Este resumo da doutrina ockhamista parece abstrato e sem efeitos práticos.

Mas, na verdade, o pensamento de Ockham foi devastador para a filosofia.

Em Ockham aparece a revolta da inteligência contra si mesma e contra Deus, marca da modernidade.

Quando Ockham quis reformar a filosofia, simplificando tudo, ele iniciou uma autêntica revolução do pensamento.

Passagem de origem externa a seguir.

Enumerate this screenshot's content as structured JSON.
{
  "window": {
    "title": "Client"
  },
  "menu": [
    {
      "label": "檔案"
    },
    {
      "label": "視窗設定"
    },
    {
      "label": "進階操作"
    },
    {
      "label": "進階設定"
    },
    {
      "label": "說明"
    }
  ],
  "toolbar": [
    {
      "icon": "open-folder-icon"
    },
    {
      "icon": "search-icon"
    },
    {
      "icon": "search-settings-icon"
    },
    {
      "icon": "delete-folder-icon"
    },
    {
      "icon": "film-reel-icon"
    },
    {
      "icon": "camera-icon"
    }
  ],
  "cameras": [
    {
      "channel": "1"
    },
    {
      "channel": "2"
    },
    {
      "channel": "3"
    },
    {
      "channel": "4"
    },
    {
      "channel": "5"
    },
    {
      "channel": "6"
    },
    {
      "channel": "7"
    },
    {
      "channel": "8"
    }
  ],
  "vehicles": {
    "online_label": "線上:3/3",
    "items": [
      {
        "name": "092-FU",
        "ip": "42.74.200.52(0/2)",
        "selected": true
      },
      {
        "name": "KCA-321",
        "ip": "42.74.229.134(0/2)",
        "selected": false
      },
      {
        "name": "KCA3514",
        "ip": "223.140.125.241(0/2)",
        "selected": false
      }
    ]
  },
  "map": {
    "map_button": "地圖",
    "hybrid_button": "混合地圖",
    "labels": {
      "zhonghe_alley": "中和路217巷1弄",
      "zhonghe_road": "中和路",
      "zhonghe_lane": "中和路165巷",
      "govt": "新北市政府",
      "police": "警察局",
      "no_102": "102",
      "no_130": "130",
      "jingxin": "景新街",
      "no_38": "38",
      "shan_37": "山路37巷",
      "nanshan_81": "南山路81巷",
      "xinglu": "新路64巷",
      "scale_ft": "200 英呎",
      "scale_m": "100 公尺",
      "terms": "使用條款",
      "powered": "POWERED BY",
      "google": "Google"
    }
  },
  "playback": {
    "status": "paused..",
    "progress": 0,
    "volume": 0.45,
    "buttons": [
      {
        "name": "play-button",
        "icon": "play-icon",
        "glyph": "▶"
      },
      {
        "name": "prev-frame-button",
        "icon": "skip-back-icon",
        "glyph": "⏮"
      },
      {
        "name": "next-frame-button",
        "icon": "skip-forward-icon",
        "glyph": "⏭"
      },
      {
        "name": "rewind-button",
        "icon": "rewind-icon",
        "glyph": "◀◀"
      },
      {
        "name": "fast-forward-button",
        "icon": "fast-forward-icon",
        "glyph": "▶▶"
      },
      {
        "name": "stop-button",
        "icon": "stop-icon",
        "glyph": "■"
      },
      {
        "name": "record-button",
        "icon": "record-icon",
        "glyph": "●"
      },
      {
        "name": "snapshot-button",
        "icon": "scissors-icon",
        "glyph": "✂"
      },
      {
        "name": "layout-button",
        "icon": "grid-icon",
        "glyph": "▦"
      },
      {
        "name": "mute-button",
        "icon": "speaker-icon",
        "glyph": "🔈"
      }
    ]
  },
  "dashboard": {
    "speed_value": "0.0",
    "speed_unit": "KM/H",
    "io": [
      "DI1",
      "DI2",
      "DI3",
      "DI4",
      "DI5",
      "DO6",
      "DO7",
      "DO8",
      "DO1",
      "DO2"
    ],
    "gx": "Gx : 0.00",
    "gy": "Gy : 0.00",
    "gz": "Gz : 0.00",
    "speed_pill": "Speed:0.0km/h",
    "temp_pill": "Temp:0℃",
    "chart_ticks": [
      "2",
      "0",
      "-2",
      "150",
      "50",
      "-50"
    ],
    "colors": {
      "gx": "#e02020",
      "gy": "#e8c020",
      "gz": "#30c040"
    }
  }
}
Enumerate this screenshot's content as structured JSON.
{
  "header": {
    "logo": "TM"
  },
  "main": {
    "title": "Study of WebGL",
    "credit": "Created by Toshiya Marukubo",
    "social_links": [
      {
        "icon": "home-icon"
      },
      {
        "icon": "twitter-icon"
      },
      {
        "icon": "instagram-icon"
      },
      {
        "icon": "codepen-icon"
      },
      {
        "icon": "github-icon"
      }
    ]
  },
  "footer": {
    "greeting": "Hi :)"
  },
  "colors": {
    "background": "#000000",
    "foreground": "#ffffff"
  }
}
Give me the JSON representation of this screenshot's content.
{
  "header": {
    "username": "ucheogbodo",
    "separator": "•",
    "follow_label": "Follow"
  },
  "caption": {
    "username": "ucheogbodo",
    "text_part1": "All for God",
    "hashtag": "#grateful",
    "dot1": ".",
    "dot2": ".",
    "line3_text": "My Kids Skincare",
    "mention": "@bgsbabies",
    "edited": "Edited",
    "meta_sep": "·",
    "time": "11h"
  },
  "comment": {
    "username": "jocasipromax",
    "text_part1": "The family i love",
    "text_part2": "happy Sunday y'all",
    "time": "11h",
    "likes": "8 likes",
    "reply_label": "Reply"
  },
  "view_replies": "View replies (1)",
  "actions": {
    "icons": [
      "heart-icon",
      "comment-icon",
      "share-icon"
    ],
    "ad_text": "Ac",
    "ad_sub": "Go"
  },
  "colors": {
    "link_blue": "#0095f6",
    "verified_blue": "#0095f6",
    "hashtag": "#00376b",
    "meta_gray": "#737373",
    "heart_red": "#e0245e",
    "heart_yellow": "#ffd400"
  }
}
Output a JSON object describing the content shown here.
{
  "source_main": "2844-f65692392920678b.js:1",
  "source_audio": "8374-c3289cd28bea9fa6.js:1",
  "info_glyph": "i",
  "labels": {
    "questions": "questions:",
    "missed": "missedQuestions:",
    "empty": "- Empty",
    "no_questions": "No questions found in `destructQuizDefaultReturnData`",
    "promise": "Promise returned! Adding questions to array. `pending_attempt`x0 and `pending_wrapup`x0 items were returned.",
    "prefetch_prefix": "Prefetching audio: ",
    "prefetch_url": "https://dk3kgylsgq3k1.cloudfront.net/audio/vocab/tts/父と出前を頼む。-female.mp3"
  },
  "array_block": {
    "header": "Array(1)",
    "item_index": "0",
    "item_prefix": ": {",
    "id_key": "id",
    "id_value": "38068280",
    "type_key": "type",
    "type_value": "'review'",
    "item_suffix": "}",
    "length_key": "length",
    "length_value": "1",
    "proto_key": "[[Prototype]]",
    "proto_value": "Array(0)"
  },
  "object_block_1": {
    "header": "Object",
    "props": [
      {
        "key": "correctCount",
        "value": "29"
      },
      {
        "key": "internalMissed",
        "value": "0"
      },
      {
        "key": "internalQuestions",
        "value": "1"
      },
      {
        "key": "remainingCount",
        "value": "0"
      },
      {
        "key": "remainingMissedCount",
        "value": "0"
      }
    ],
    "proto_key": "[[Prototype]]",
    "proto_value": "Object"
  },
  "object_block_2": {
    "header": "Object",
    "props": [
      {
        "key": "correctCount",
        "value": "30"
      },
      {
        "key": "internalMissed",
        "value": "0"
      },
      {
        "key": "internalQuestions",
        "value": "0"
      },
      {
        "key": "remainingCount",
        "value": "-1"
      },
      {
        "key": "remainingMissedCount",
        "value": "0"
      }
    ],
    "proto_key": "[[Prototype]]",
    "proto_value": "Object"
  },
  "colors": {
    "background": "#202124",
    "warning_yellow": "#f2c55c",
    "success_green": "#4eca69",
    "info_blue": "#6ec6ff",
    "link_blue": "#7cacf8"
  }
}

Lutero e Calvino foram influenciados por Ockham e suas idéias voluntaristas. Para os pais do protestantismo, Deus é um déspota que escolhe arbitrariamente quem vai para o Céu e quem vai para o Inferno. A falsa reforma protestante foi ockhamista na medida em que exaltou a vontade divina negando o valor da razão e da liberdade do homem.

O irracionalismo protestante se traduz na negação dos dogmas em teologia e na afirmação do sentimento como base da fé.

Ao dizer que a inteligência humana é imprestável para as questões metafísicas, o ockhamismo criou um desequilíbrio que hipertrofiou as ciências naturais. A física, a química e a biologia tomaram o lugar da filosofia do ser. Sem essa hipertrofia, talvez o desenvolvimento da ciência e da tecnologia no Ocidente tivesse sido mais lento. Seriam, contudo, evitadas as grandes crises revolucionárias que mataram dezenas de milhões de pessoas nos últimos séculos.

Quando indagado por Napoleão sobre o papel de Deus no sistema do mundo, Laplace declarou: “Sire, não precisei desta hipótese”.

Deus tornou-se, para a modernidade, um ente desnecessário.

Deixando de fazer as perguntas essenciais, alimentando-se das migalhas da ciência natural, o homem moderno acha que não precisa de Deus, que é auto-suficiente.

O homem moderno não é racional, mas contra a razão. A razão moderna é mutilada, privada do seu objeto natural, que é o ser, forçada a se alimentar das migalhas que são as aparências das coisas.

A razão entronizada como uma prostituta em Notre Dame é um ícone do nosso tempo.

E tudo começou lá, no final da Idade Média.